We live with many options. If we get bored with looking at a painting, we read something; when that becomes boring, we go for a walk, perhaps visit a friend and go out for dinner together, then watch a movie. The pattern is that each new arising, or “birth” if you like, is experienced as unfulfilling. In this process of ongoing need, we keep moving from this to that without ever getting to the root of the process. Another aspect of this need is the need to fix things, or to fix ourselves — to make conflict or pain go away. By this I mean an instinctive response rather than a measured approach of understanding what is possible to fix and what dukkha (suffering)  has to be accommodated right now.

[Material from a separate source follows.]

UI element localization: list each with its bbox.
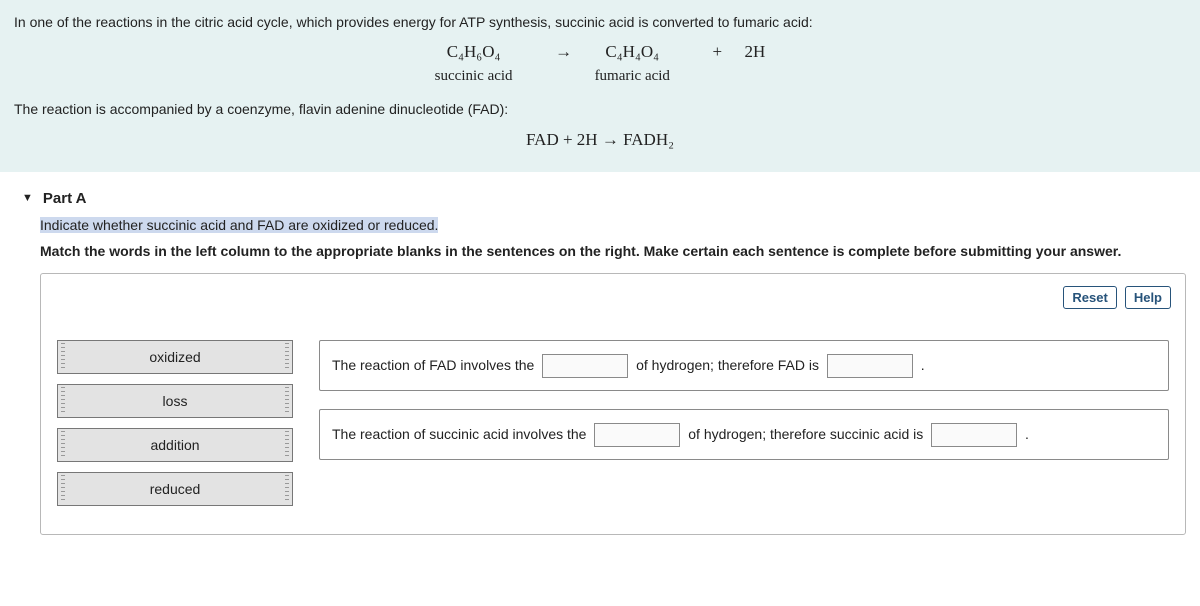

Then there’s the need to know, to have it all figured out. That gets us moving too. This continued movement is an unenlightened being’s response to dukkha. That movement is what is meant by … “the wandering on” – within this life, we can see all these “births,” — the same habit taking different forms. And each new birth is unsatisfactory too, because sooner or later we meet with another obstacle, another disappointment, another option in the ongoing merry-go-round. High-option cultures just give you a few more spins on the wheel.

Ajahn Sucitto, Turning the Wheel of Truth

A large meadow

 

The great Suzuki Roshi’s classic image on how meditation develops space in our lives and allows us work with whatever challenging thoughts arise: 

The way to control your sheep or cow is

to give him a large, spacious meadow .

Shunryu Suzuki, Zen Mind, Beginner’s Mind

When feeling overwhelmed

Meditation doesn’t change life. Life remains as fragile and unpredictable as ever. Meditation changes the heart’s capacity to accept life as it is. It teaches the heart to be more accommodating, not by beating it into submission, but by making it clear that accommodation is a gratifying choice.

Sylvia Boorstein, Don’t Just do something, Sit There

He said not “Thou shalt not be troubled, thou shalt not be travailed, thou shalt not be distressed,” but he said, “Thou shalt not be overcome.”

Julian of Norwich

All conditioned phenomena are like a dream, an illusion, a bubble, a shadow,
Like dew or a flash of lightning; This is how you should observe and reflect.